Datasets in datasets/restricted are restricted and require an explicit request to gain access. Please submit a support ticket mentioning the dataset’s access group (ex.: scannet_users), your cluster’s username and the approbation of the group owner. You can find the dataset’s access group by listing the content of /network/datasets/restricted with the ls command.

Those datasets are mirrored to the Alliance clusters in ~/projects/rrg-bengioy-ad/data/curated/ if they follow Digital Research Alliance of Canada’s good practices on data. To list the local datasets on an Alliance cluster, you can execute the following command:

ssh [CLUSTER_LOGIN] -C "projects/rrg-bengioy-ad/data/curated/list_datasets_cc.sh"

weights

weights contains curated models weights to the benefit of the Mila community. To request the addition of a weight you think could benefit the research of others, you can fill the weights form.

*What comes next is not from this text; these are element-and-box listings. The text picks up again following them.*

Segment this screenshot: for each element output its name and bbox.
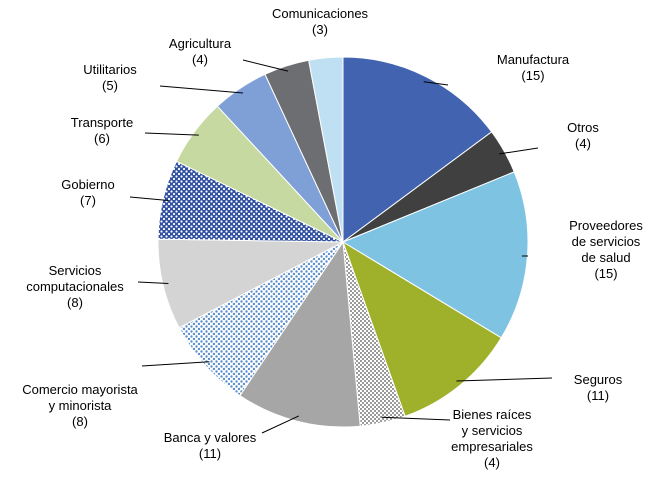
slice-label: Seguros (11) xyxy=(574,372,622,404)
leader-line xyxy=(242,59,289,72)
category-label: Utilitarios xyxy=(83,62,137,77)
slice-label: Transporte (6) xyxy=(71,115,133,147)
slice-label: Utilitarios (5) xyxy=(83,62,136,94)
pie-slice xyxy=(239,240,361,428)
leader-line xyxy=(423,81,449,86)
value-label: (4) xyxy=(484,455,500,470)
slice-label: Comunicaciones (3) xyxy=(272,6,368,38)
category-label: Agricultura xyxy=(168,36,232,51)
category-label: Bienes raíces y servicios empresariales xyxy=(451,407,533,454)
value-label: (11) xyxy=(198,446,222,461)
leader-line xyxy=(381,416,451,421)
value-label: (5) xyxy=(102,78,118,93)
category-label: Seguros xyxy=(573,372,623,387)
slice-label: Proveedores de servicios de salud (15) xyxy=(569,218,643,282)
leader-line xyxy=(456,377,553,382)
category-label: Proveedores de servicios de salud xyxy=(569,218,643,265)
value-label: (3) xyxy=(312,22,328,37)
category-label: Banca y valores xyxy=(163,430,257,445)
slice-label: Comercio mayorista y minorista (8) xyxy=(22,382,138,430)
leader-line xyxy=(144,132,199,136)
category-label: Transporte xyxy=(70,115,134,130)
value-label: (8) xyxy=(72,414,88,429)
slice-label: Gobierno (7) xyxy=(61,177,114,209)
category-label: Comercio mayorista y minorista xyxy=(22,382,138,413)
category-label: Servicios computacionales xyxy=(26,263,124,294)
leader-line xyxy=(159,85,244,94)
leader-line xyxy=(141,361,210,367)
category-label: Gobierno xyxy=(61,177,115,192)
category-label: Manufactura xyxy=(496,52,570,67)
category-label: Otros xyxy=(567,120,599,135)
slice-label: Agricultura (4) xyxy=(169,36,231,68)
slice-label: Banca y valores (11) xyxy=(164,430,257,462)
value-label: (7) xyxy=(80,193,96,208)
leader-line xyxy=(499,147,539,155)
value-label: (4) xyxy=(192,52,208,67)
pie-slice xyxy=(157,238,344,329)
slice-label: Bienes raíces y servicios empresariales(… xyxy=(451,407,533,471)
value-label: (11) xyxy=(586,388,610,403)
slice-label: Otros (4) xyxy=(567,120,599,152)
value-label: (6) xyxy=(94,131,110,146)
leader-line xyxy=(137,281,169,284)
value-label: (4) xyxy=(575,136,591,151)
value-label: (15) xyxy=(521,68,545,83)
pie-slice xyxy=(178,241,344,397)
category-label: Comunicaciones xyxy=(271,6,369,21)
value-label: (8) xyxy=(67,295,83,310)
slice-label: Servicios computacionales (8) xyxy=(26,263,124,311)
pie-slice xyxy=(342,56,493,243)
slice-label: Manufactura (15) xyxy=(497,52,569,84)
pie-slice xyxy=(308,56,344,243)
value-label: (15) xyxy=(594,266,618,281)
leader-line xyxy=(129,196,169,202)
leader-line xyxy=(261,415,300,434)
pie-slice xyxy=(342,240,502,417)
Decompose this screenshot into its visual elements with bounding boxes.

Weights in weights/restricted are restricted and require an explicit request to gain access. Please submit a support ticket mentioning the weights’s access group (ex.: NAME_OF_A_RESTRICTED_MODEL_WEIGHTS_users), your cluster’s username and the approbation of the group owner. You can find the weights’s access group by listing the content of /network/weights/restricted with the ls command.